Economy
FIRS’s Cost of Revenue Collection Hit N300bn in 2018
- FIRS’s Cost of Revenue Collection Hit N300bn in 2018
The Federal Inland Revenue Service received a total of N300.4bn within a three-year period covering 2016 to 2018.
The figure was obtained by our correspondent from the FIRS on Monday in Abuja.
The law setting up the FIRS allows the agency to deduct four per cent as the cost of revenue collection from non-oil taxes before remitting same into the federation account.
The FIRS is one of the agencies of the government that generates revenue for sharing by the three tiers of government.
Others are the Nigeria Customs Service and the Nigerian National Petroleum Corporation.

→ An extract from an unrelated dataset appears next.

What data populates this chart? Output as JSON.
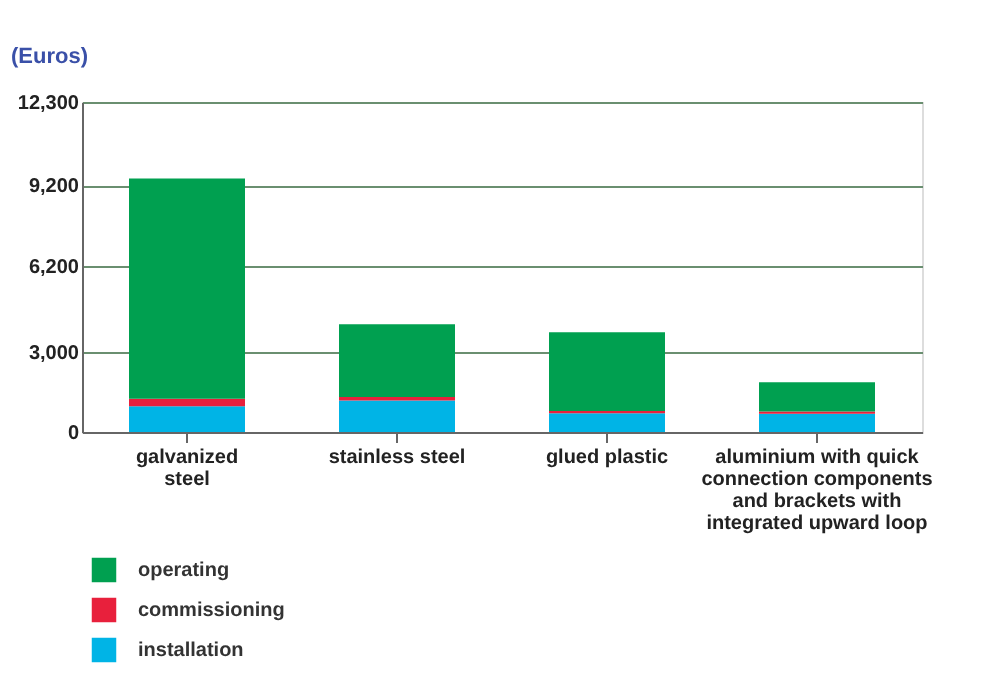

A breakdown of the N300.4bn cost of revenue collection by the FIRS showed that N85.99bn was received in 2016. This is about 2.6 per cent of the total actual taxes of N3.30tn collected in 2016.
For 2017, the service received N100.3bn as the cost of revenue collection out of the N4.02tn generated by the FIRS.

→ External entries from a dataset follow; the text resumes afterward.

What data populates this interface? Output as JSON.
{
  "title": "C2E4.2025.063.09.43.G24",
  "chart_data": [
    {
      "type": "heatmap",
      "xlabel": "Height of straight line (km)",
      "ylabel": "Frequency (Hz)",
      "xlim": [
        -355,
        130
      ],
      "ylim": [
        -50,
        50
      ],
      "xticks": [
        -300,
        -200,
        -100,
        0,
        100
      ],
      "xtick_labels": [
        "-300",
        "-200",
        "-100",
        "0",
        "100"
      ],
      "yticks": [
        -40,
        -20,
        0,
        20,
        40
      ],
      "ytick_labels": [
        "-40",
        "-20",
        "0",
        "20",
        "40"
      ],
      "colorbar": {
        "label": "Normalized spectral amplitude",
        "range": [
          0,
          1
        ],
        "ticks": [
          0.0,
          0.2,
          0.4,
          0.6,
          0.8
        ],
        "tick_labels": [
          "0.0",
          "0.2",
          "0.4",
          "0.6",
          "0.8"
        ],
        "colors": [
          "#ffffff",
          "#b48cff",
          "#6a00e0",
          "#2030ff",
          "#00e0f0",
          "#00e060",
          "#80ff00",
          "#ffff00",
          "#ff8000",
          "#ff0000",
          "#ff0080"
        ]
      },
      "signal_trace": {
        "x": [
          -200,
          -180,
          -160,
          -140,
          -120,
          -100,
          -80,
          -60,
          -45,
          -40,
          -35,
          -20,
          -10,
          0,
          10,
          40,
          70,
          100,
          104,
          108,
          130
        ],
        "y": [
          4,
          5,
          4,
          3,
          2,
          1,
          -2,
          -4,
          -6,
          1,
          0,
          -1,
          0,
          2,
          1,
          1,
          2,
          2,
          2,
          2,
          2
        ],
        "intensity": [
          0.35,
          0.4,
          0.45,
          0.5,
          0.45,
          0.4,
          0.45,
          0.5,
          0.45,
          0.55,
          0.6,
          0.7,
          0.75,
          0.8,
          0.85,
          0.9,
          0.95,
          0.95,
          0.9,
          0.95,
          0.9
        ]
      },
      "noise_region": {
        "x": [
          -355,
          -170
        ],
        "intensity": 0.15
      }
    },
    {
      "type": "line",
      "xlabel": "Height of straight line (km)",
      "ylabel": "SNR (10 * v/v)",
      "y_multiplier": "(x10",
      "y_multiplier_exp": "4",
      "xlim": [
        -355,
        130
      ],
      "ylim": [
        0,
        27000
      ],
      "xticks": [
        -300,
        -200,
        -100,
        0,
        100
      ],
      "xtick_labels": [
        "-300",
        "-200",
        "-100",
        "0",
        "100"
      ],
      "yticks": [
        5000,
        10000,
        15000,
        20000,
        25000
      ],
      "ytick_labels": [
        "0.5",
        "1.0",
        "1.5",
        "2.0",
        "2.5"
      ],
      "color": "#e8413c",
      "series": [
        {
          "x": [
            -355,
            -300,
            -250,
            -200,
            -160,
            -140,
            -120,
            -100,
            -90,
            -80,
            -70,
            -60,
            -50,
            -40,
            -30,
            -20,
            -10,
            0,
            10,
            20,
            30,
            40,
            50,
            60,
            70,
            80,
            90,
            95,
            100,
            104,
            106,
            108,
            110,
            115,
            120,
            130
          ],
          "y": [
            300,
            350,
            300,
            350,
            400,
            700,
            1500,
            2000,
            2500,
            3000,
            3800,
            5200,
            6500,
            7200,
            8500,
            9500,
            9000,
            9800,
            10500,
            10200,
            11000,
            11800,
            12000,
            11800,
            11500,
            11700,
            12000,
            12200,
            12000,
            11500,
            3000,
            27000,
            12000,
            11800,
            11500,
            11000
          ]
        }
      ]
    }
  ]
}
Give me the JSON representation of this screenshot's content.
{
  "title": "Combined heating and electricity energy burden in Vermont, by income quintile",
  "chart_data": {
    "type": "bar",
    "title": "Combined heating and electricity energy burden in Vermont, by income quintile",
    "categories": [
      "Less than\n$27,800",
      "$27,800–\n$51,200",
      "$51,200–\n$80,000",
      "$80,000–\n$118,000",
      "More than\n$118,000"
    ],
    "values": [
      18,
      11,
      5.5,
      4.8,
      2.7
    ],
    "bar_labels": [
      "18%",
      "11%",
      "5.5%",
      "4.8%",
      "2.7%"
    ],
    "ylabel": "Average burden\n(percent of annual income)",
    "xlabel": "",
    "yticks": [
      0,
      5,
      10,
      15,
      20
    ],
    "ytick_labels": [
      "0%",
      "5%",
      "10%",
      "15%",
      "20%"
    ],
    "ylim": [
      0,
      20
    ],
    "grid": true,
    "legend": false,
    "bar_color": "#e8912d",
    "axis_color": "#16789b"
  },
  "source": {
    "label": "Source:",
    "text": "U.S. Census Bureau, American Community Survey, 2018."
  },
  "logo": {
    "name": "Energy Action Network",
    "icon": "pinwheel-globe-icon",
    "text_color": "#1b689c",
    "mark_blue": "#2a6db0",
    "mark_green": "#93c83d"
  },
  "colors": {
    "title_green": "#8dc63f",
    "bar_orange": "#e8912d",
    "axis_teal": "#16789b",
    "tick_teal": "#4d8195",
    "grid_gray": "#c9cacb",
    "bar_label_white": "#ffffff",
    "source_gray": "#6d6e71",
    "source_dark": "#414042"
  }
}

In the 2018 fiscal year, the service got N114.1bn as the cost of revenue collection out of the N5.32tn actual revenue it generated for that year.

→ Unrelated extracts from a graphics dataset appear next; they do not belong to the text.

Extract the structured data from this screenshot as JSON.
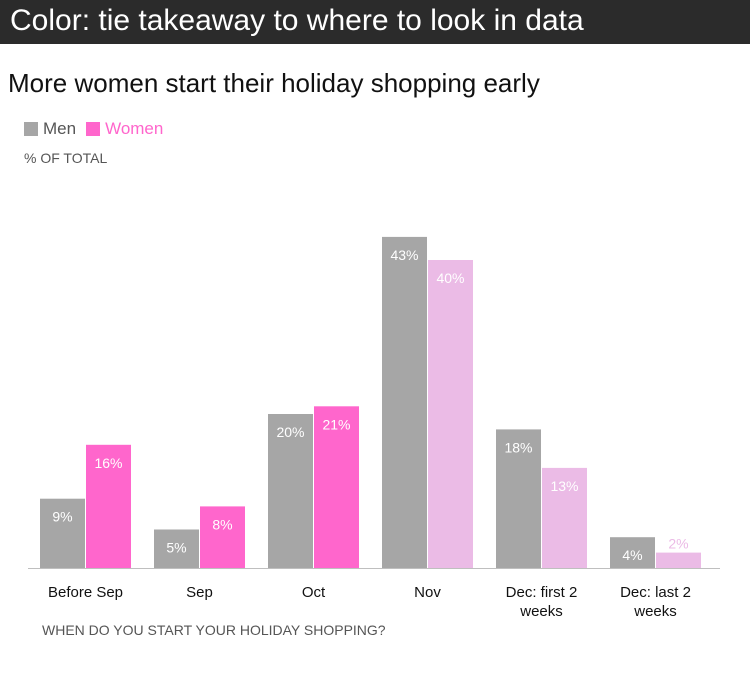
{
  "banner": {
    "text": "Color: tie takeaway to where to look in data"
  },
  "colors": {
    "men": "#a6a6a6",
    "women": "#ff66cc",
    "women_light": "#ebbbe6",
    "banner_bg": "#2b2b2b"
  },
  "chart_data": {
    "type": "bar",
    "title": "More women start their holiday shopping early",
    "ylabel": "% OF TOTAL",
    "xlabel": "WHEN DO YOU START YOUR HOLIDAY SHOPPING?",
    "categories": [
      [
        "Before Sep"
      ],
      [
        "Sep"
      ],
      [
        "Oct"
      ],
      [
        "Nov"
      ],
      [
        "Dec: first 2",
        "weeks"
      ],
      [
        "Dec: last 2",
        "weeks"
      ]
    ],
    "series": [
      {
        "name": "Men",
        "values": [
          9,
          5,
          20,
          43,
          18,
          4
        ],
        "labels": [
          "9%",
          "5%",
          "20%",
          "43%",
          "18%",
          "4%"
        ]
      },
      {
        "name": "Women",
        "values": [
          16,
          8,
          21,
          40,
          13,
          2
        ],
        "labels": [
          "16%",
          "8%",
          "21%",
          "40%",
          "13%",
          "2%"
        ]
      }
    ],
    "highlighted_categories": [
      0,
      1,
      2
    ],
    "legend": "top-left",
    "grid": false
  }
}
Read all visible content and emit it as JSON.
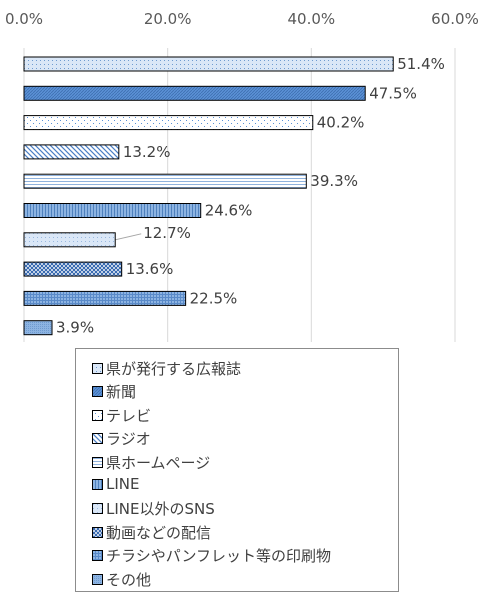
{
  "chart_data": {
    "type": "bar",
    "orientation": "horizontal",
    "xlim": [
      0,
      60
    ],
    "x_ticks": [
      "0.0%",
      "20.0%",
      "40.0%",
      "60.0%"
    ],
    "x_axis_position": "top",
    "grid": "vertical",
    "legend_position": "bottom",
    "categories": [
      "県が発行する広報誌",
      "新聞",
      "テレビ",
      "ラジオ",
      "県ホームページ",
      "LINE",
      "LINE以外のSNS",
      "動画などの配信",
      "チラシやパンフレット等の印刷物",
      "その他"
    ],
    "values": [
      51.4,
      47.5,
      40.2,
      13.2,
      39.3,
      24.6,
      12.7,
      13.6,
      22.5,
      3.9
    ],
    "labels": [
      "51.4%",
      "47.5%",
      "40.2%",
      "13.2%",
      "39.3%",
      "24.6%",
      "12.7%",
      "13.6%",
      "22.5%",
      "3.9%"
    ],
    "colors": [
      "#dae7f7",
      "#5b91d6",
      "#ffffff",
      "#ffffff",
      "#ffffff",
      "#8db4e2",
      "#dae7f7",
      "#5b91d6",
      "#8db4e2",
      "#8db4e2"
    ]
  }
}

The Executive Chairman, FIRS, Mr Babatunde Fowler, had said that the service was intensifying its tax compliance strategies through collaboration with public and private sector organisations to improve revenue.
He said as a result of the dwindling oil revenue, the FIRS was working hard in ensuring that taxes were collected and remitted for the benefits of the nation and all the three tiers of government by targeting non-oil revenue.
In carrying out its mandate within a dynamic economic environment, the FIRS boss said the service had adopted initiatives to ensure a robust tax administration that was beneficial for all stakeholders.
He said, “FIRS has adopted various technology initiatives as a medium to achieve innovation, convenience and transparency of its operations. Thus reducing the taxpayers’ burden, the effort is made to improve FIRS efficiency in collections and tax administration.”
Apart from the conventional strategy to boost the level of tax compliance, Fowler said that the FIRS was implementing a special programme to drive compliance.
The special programme, he stated, was targeted at recovering established tax liabilities for non-compliant companies that were currently being assessed for tax under the Company Income Tax Act.